WHEREFORE, the petition is GRANTED. The September 30, 2011 Decision and February 1, 2012 Resolution of the Court of Appeals in CA­-G.R. SP No. 03976-MIN are hereby SET ASIDE.

SO ORDERED.

Carpio, (Chairperson), Brion, Del Castillo, and Perez, JJ., concur.



[1] Rollo, pp. 27-67.

[2] Id. at 9-21. Penned by Associate Justice Edgardo T. Lloren, with Associate Justices Romulo V. Borja and Carmelita Salandanan-Manahan, concurring.

[3] Id. at 23-25.

[4] Id. at 10. Docketed as Civil Case No. 1936-24 (main case).

[5] Id. at 88-90

[6] Id. at 10-11.

[7] Id. at 11.

[8] Id. at 11-12.

[9] Id. at 12.

[10] Id.

[11] Id. at 13.

[12] Id. at 101-123.

[13] Id. at 87-100. Penned by Judge Oscar E. Dinopol.

[14] Id. at 32.

[15] Id. at 32-33.

[16] Id. at 9-21.

[17] Id. at 13-15.

[18] Id. at 18.

[19] Id.

[20] Id. at 21.

[21] Id. at 434-463.

[22] Id. at 23-25.

[23] Id. at 24.

[24] Id.

[25] Id.

[26] Magestrado v. People, G.R. No. 148072, July 10, 2007, 527 SCRA 125, 136, citing Fajardo v. Bautista, G.R. Nos. 102193-97, May 10, 1994, 232 SCRA 291, 298; emphasis and underscoring supplied.

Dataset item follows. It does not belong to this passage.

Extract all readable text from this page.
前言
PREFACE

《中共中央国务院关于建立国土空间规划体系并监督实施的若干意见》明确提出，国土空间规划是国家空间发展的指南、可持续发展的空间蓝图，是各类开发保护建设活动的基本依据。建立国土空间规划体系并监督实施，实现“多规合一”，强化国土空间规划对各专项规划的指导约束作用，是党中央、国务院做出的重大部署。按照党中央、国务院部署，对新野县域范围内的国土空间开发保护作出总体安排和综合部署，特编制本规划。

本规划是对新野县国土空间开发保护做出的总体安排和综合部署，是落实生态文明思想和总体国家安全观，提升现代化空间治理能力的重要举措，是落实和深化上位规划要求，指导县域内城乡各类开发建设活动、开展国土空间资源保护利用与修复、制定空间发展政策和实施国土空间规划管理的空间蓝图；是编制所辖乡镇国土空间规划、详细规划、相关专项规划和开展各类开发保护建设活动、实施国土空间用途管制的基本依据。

[27] Balindong v. Dacalos, G.R. No. 158874, November 10, 2004, 441 SCRA 607, 612, citing Metropolitan Manila Development Authority v. JANCOM Environmental Corp., G.R. No. 147465, January 30, 2002, 375 SCRA 320; emphasis and underscoring supplied.

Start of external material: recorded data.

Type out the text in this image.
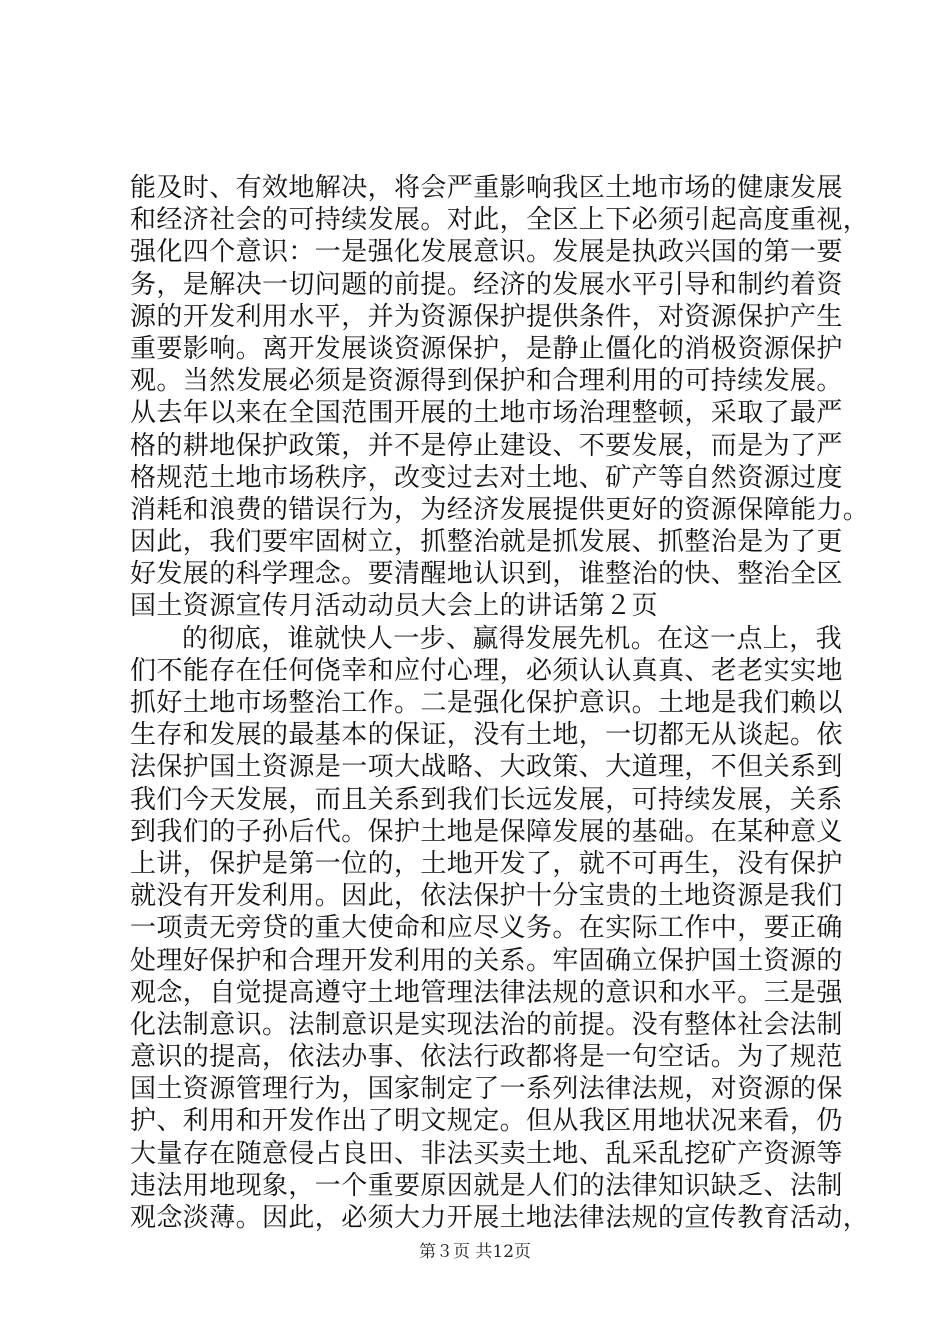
能及时、有效地解决，将会严重影响我区土地市场的健康发展
和经济社会的可持续发展。对此，全区上下必须引起高度重视，
强化四个意识：一是强化发展意识。发展是执政兴国的第一要
务，是解决一切问题的前提。经济的发展水平引导和制约着资
源的开发利用水平，并为资源保护提供条件，对资源保护产生
重要影响。离开发展谈资源保护，是静止僵化的消极资源保护
观。当然发展必须是资源得到保护和合理利用的可持续发展。
从去年以来在全国范围开展的土地市场治理整顿，采取了最严
格的耕地保护政策，并不是停止建设、不要发展，而是为了严
格规范土地市场秩序，改变过去对土地、矿产等自然资源过度
消耗和浪费的错误行为，为经济发展提供更好的资源保障能力。
因此，我们要牢固树立，抓整治就是抓发展、抓整治是为了更
好发展的科学理念。要清醒地认识到，谁整治的快、整治全区
国土资源宣传月活动动员大会上的讲话第２页
的彻底，谁就快人一步、赢得发展先机。在这一点上，我
们不能存在任何侥幸和应付心理，必须认认真真、老老实实地
抓好土地市场整治工作。二是强化保护意识。土地是我们赖以
生存和发展的最基本的保证，没有土地，一切都无从谈起。依
法保护国土资源是一项大战略、大政策、大道理，不但关系到
我们今天发展，而且关系到我们长远发展，可持续发展，关系
到我们的子孙后代。保护土地是保障发展的基础。在某种意义
上讲，保护是第一位的，土地开发了，就不可再生，没有保护
就没有开发利用。因此，依法保护十分宝贵的土地资源是我们
一项责无旁贷的重大使命和应尽义务。在实际工作中，要正确
处理好保护和合理开发利用的关系。牢固确立保护国土资源的
观念，自觉提高遵守土地管理法律法规的意识和水平。三是强
化法制意识。法制意识是实现法治的前提。没有整体社会法制
意识的提高，依法办事、依法行政都将是一句空话。为了规范
国土资源管理行为，国家制定了一系列法律法规，对资源的保
护、利用和开发作出了明文规定。但从我区用地状况来看，仍
大量存在随意侵占良田、非法买卖土地、乱采乱挖矿产资源等
违法用地现象，一个重要原因就是人们的法律知识缺乏、法制
观念淡薄。因此，必须大力开展土地法律法规的宣传教育活动，
第３页 共12页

[28] 179 Phil. 482, 486-487 (1979).

[29] To be clear, respondents filed their petition for certiorari with the CA on January 11, 2011.  Only three (3) days after, or on January 14, 2011, did they receive the RTC’s January 11, 2011 Decision. Therefore, prior to the receipt of the said RTC decision, they could not have availed of the remedy of an appeal under Rule 41 of the Rules of Court and as such, they filed a petition for certiorari.

[30] The CA division in which respondents' certiorari petition was pending.

[31] As held in Silverio v. CA, G.R. No. 178933, September 16, 2009, 600 SCRA 1, 14, after a judgment has been rendered in the case, the ground for the appeal of the interlocutory order may be included in the appeal of the judgment itself

[32] On February 2, 2011, respondents filed the Amended Notices of Appeal, stating therein that they were not abandoning their petition for certiorari, Id. at 32-33.

[33] Baldo, Jr. v. Commission on Elections, G.R. No. 176135, June 16, 2009, 589 SCRA 306, 310-311, citing Villarico v. CA, 424 Phil. 26, 33-34 (2002).